Emanative – The Light Years Of The Darkness

It’s rare I buy an album on one play only though it does happen. This is the most recent example, and the song that did it was Music is the Healing Force of the Universe, which is a Pharoah Sanders tune (I think). And absolutely true.

This album seems to be a collection of standards from the spritual jazz canon rendered in frankly ecstatically joyous fashion. This is a positive vibes album at its most positivest, which is a real word and is described at length in the famous Dictionary of Really Real Words, available from all good book stores. Your book store no got it? It no a good book store…

And if my brain is working properly, this should post on a Saturday. I think this is a perfect Saturday afternoon album, but will undoubtedly work on many other occasions also. Recommendations for times, and places if you also desire, can be put in the always busy* comments section.

*comments section may not actually be always busy.

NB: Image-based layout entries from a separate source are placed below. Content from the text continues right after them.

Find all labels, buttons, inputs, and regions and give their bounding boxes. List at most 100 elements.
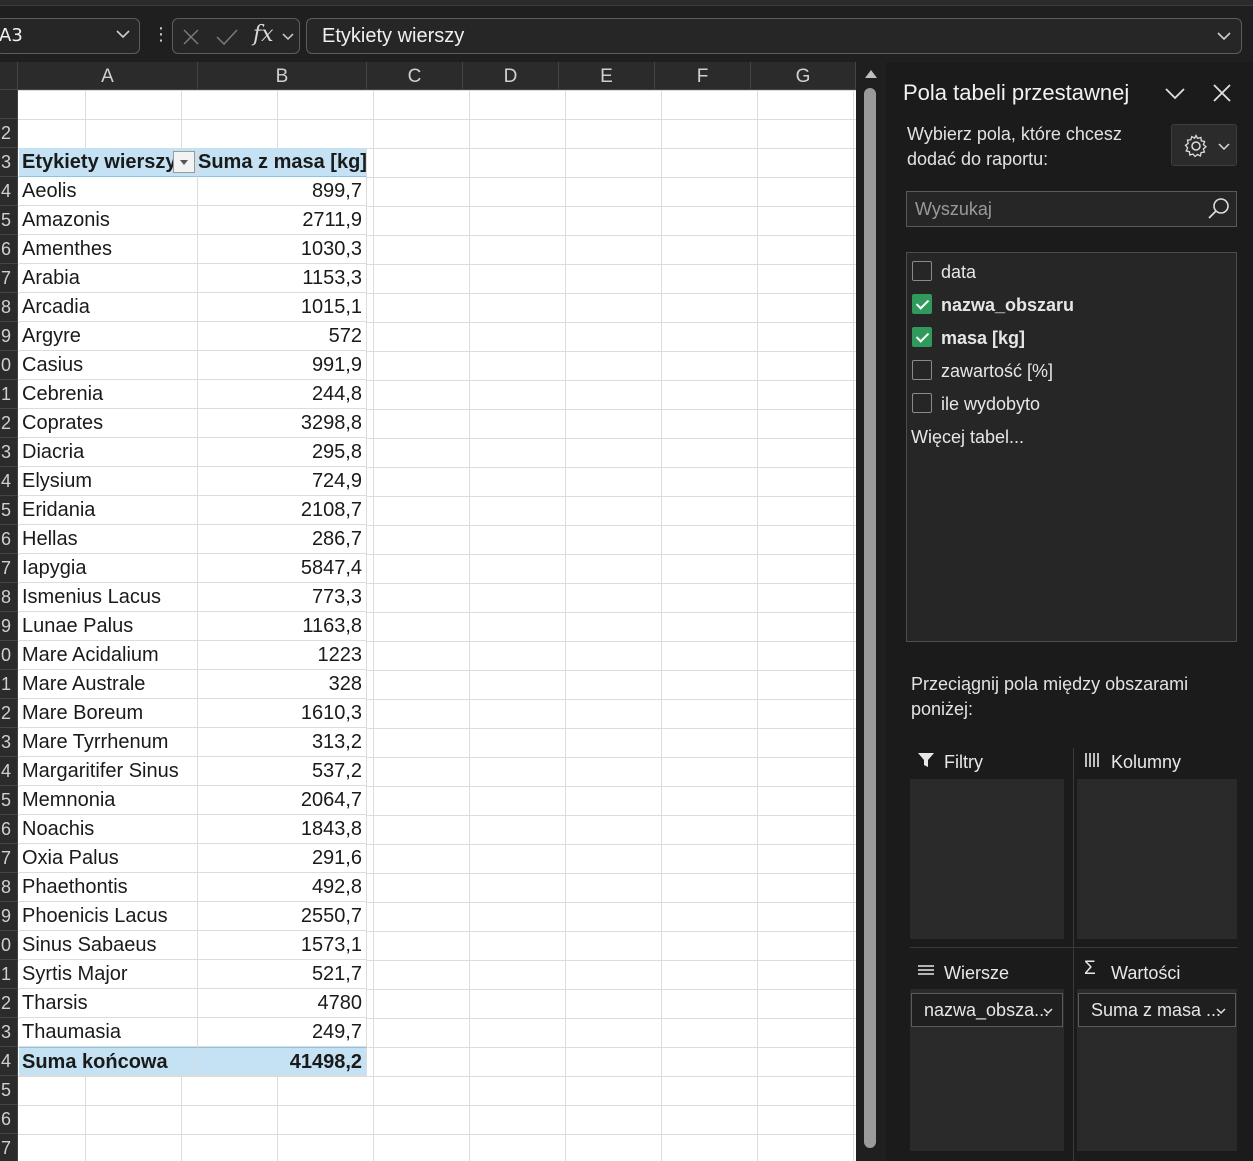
row-header[interactable]: 4: [0, 177, 18, 206]
pivot-row-value[interactable]: 249,7: [198, 1018, 367, 1047]
row-header[interactable]: 2: [0, 119, 18, 148]
rows-drop-area[interactable]: nazwa_obsza...: [910, 989, 1064, 1151]
pivot-row-value[interactable]: 724,9: [198, 467, 367, 496]
row-header[interactable]: 9: [0, 902, 18, 931]
filters-drop-area[interactable]: [910, 779, 1064, 939]
row-header[interactable]: 1: [0, 380, 18, 409]
pivot-row-label[interactable]: Arabia: [19, 264, 198, 293]
pivot-row-value[interactable]: 2711,9: [198, 206, 367, 235]
pivot-row-label[interactable]: Amenthes: [19, 235, 198, 264]
field-ile-wydobyto[interactable]: ile wydobyto: [912, 391, 1232, 419]
pivot-row-label[interactable]: Syrtis Major: [19, 960, 198, 989]
pivot-row-value[interactable]: 1573,1: [198, 931, 367, 960]
search-icon[interactable]: [1206, 196, 1232, 222]
pivot-row-labels-header[interactable]: Etykiety wierszy: [19, 148, 198, 177]
pivot-row-value[interactable]: 1843,8: [198, 815, 367, 844]
pivot-row-label[interactable]: Lunae Palus: [19, 612, 198, 641]
row-header[interactable]: 0: [0, 931, 18, 960]
field-nazwa-obszaru[interactable]: nazwa_obszaru: [912, 292, 1232, 320]
scroll-up-icon[interactable]: [865, 70, 877, 78]
row-header[interactable]: 4: [0, 757, 18, 786]
pivot-row-label[interactable]: Noachis: [19, 815, 198, 844]
row-header[interactable]: 7: [0, 264, 18, 293]
field-masa[interactable]: masa [kg]: [912, 325, 1232, 353]
pivot-row-value[interactable]: 773,3: [198, 583, 367, 612]
row-header[interactable]: 0: [0, 641, 18, 670]
pivot-row-label[interactable]: Phaethontis: [19, 873, 198, 902]
more-tables-link[interactable]: Więcej tabel...: [911, 427, 1024, 448]
column-header-f[interactable]: F: [655, 62, 751, 90]
pivot-row-value[interactable]: 3298,8: [198, 409, 367, 438]
row-header[interactable]: 4: [0, 1047, 18, 1076]
pivot-row-value[interactable]: 2064,7: [198, 786, 367, 815]
search-input[interactable]: [907, 192, 1197, 226]
row-header[interactable]: 8: [0, 583, 18, 612]
row-header[interactable]: 6: [0, 235, 18, 264]
pivot-row-value[interactable]: 328: [198, 670, 367, 699]
row-header[interactable]: 3: [0, 1018, 18, 1047]
row-header[interactable]: 7: [0, 1134, 18, 1161]
expand-formula-icon[interactable]: [1215, 27, 1233, 45]
pivot-row-value[interactable]: 537,2: [198, 757, 367, 786]
field-checkbox[interactable]: [912, 261, 932, 281]
row-header[interactable]: 2: [0, 409, 18, 438]
row-header[interactable]: 5: [0, 786, 18, 815]
field-checkbox[interactable]: [912, 393, 932, 413]
pivot-row-value[interactable]: 572: [198, 322, 367, 351]
pivot-row-label[interactable]: Elysium: [19, 467, 198, 496]
column-header-b[interactable]: B: [198, 62, 367, 90]
row-header[interactable]: 2: [0, 989, 18, 1018]
row-header[interactable]: 2: [0, 699, 18, 728]
pivot-row-value[interactable]: 521,7: [198, 960, 367, 989]
pivot-row-label[interactable]: Coprates: [19, 409, 198, 438]
vertical-scrollbar[interactable]: [856, 62, 886, 1161]
row-header[interactable]: 1: [0, 670, 18, 699]
formula-input[interactable]: Etykiety wierszy: [306, 18, 1242, 54]
row-header[interactable]: 8: [0, 293, 18, 322]
pivot-row-value[interactable]: 5847,4: [198, 554, 367, 583]
pivot-row-value[interactable]: 1030,3: [198, 235, 367, 264]
pivot-row-label[interactable]: Casius: [19, 351, 198, 380]
row-header[interactable]: [0, 90, 18, 119]
pivot-row-label[interactable]: Amazonis: [19, 206, 198, 235]
pivot-row-value[interactable]: 1610,3: [198, 699, 367, 728]
field-checkbox[interactable]: [912, 360, 932, 380]
row-header[interactable]: 3: [0, 438, 18, 467]
grand-total-value[interactable]: 41498,2: [198, 1047, 367, 1076]
pivot-row-label[interactable]: Arcadia: [19, 293, 198, 322]
field-zawartosc[interactable]: zawartość [%]: [912, 358, 1232, 386]
pivot-row-value[interactable]: 1015,1: [198, 293, 367, 322]
row-header[interactable]: 7: [0, 554, 18, 583]
pivot-row-value[interactable]: 4780: [198, 989, 367, 1018]
rows-field-pill[interactable]: nazwa_obsza...: [911, 993, 1063, 1027]
pivot-row-label[interactable]: Eridania: [19, 496, 198, 525]
pivot-row-value[interactable]: 291,6: [198, 844, 367, 873]
pivot-row-label[interactable]: Margaritifer Sinus: [19, 757, 198, 786]
field-checkbox[interactable]: [912, 327, 932, 347]
row-header[interactable]: 1: [0, 960, 18, 989]
row-header[interactable]: 3: [0, 148, 18, 177]
column-header-e[interactable]: E: [559, 62, 655, 90]
filter-dropdown-icon[interactable]: [173, 151, 195, 173]
insert-function-icon[interactable]: fx: [253, 22, 274, 47]
pivot-row-value[interactable]: 295,8: [198, 438, 367, 467]
chevron-down-icon[interactable]: [1164, 82, 1186, 104]
pivot-row-value[interactable]: 1223: [198, 641, 367, 670]
column-header-c[interactable]: C: [367, 62, 463, 90]
row-header[interactable]: 6: [0, 525, 18, 554]
pivot-row-value[interactable]: 2550,7: [198, 902, 367, 931]
row-header[interactable]: 5: [0, 1076, 18, 1105]
enter-check-icon[interactable]: [215, 27, 239, 47]
chevron-down-icon[interactable]: [115, 26, 131, 42]
pivot-row-value[interactable]: 2108,7: [198, 496, 367, 525]
grand-total-label[interactable]: Suma końcowa: [19, 1047, 198, 1076]
pivot-row-label[interactable]: Diacria: [19, 438, 198, 467]
row-header[interactable]: 3: [0, 728, 18, 757]
more-options-icon[interactable]: ⋮: [152, 26, 170, 48]
select-all-corner[interactable]: [0, 62, 18, 90]
pivot-row-label[interactable]: Cebrenia: [19, 380, 198, 409]
pivot-row-value[interactable]: 492,8: [198, 873, 367, 902]
pivot-row-value[interactable]: 286,7: [198, 525, 367, 554]
columns-drop-area[interactable]: [1077, 779, 1237, 939]
pivot-row-value[interactable]: 1153,3: [198, 264, 367, 293]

Phil Cohran & Legacy – African Skies

Despite the fact that I don’t think I need to discover anything ‘new’ for at least 16 years now to give me time to absorb all the music I have come to know, I nevertheless find myself being a sucker for lists of other artists recommendations, even if I don’t really listen to the music of that artist in question. Case in point – the recent listed feature by Rhyton over at Dusted in Exile contains some good tunes, but it introduced me to this beautiful album by Kelan Phil Cohran, alumni from Sun Ra’s majestic school of thinking freely who composed this tribute after Sun Ra’s death.

I am at even more of a loss for words than is usual with this album. It is simply stunning. One of the albums I would play to any visiting alien as the an example of the superlative best that humanity can offer. Big words, I know, and I don’t usually like that sort of hyperbole. It sounds completely timeless, genre-less – a meditation on life, perhaps.

The nearest frame of reference I can give you from things that I know would be Alice Coltrane, perhaps the Journey in Satchidananda, which I have just discovered features Pharoah Sanders, whose work I cannot recommend too  much – if this cosmic jazz vibe that I’m laying on you is to your taste then seek out his work too.

The CD is available here, although you can’t actually listen to any of it there which is odd for bandcamp. Maybe a licensing thing. So here’s another youtube:

Sungod

It is one of the ironies of doing this blog that nearly every post is written whilst at work, usually in an environment when I can’t listen to the music that my researches throw up alongside my subject of the day (in other words, on the service desk in a library in between enquiries). sg

So I (re)discovered Sungod as a result of trawling the 2015 year end lists, I can’t remember which – I don’t think they had a place on said list, more that they were referenced. The album that I checked out was Contackt from 2013, and I am here to tell you that it fair blew my mind much more effectively than the howling winds that have been such a feature of the UK’s weather these last few months. My particular favourite track is ‘Smell of Physiqal’ which marries monstrous riffing a la Sleep with late 90s Goa style trance-techno, and definitely ranks as my discovery of the year so far. In fact, that description could be profitably used for much of the album, inasmuch as words have any value at all when describing music.

Turns out that buried somewhere on my hard drive was Cuts from the Ether which someone must have copied for me some time back. Turns out that’s nearly as good.

May I also commend to you Vision Space which features extra free jazz into the mix, as they cover a composition of Sun Ra, and which is also a very pleasurable listening experience? I can? Good.

So going back to my opening paragraph, I learn that Sungod now release music via Holodeck records, the home of a previous subject of mine, the marvellous Thousand Foot Whale Claw. So this makes the dipping into of their catalogue a task which I now add to the many other sonic tasks ahead of me, most of which I’m trying to accomplish back at my desk whilst at work, because home life is almost exclusively One Dog Clapping now once the kids are in bed. I also find the now neglected but nonetheless containing of intriguing links which is Sungod’s blog so there be some other stuff that my instinct tells me I must check… fun times! As I mentioned before, this is a brilliant problem to have. Would I rather there was a dearth of good music just so I could keep on top of it?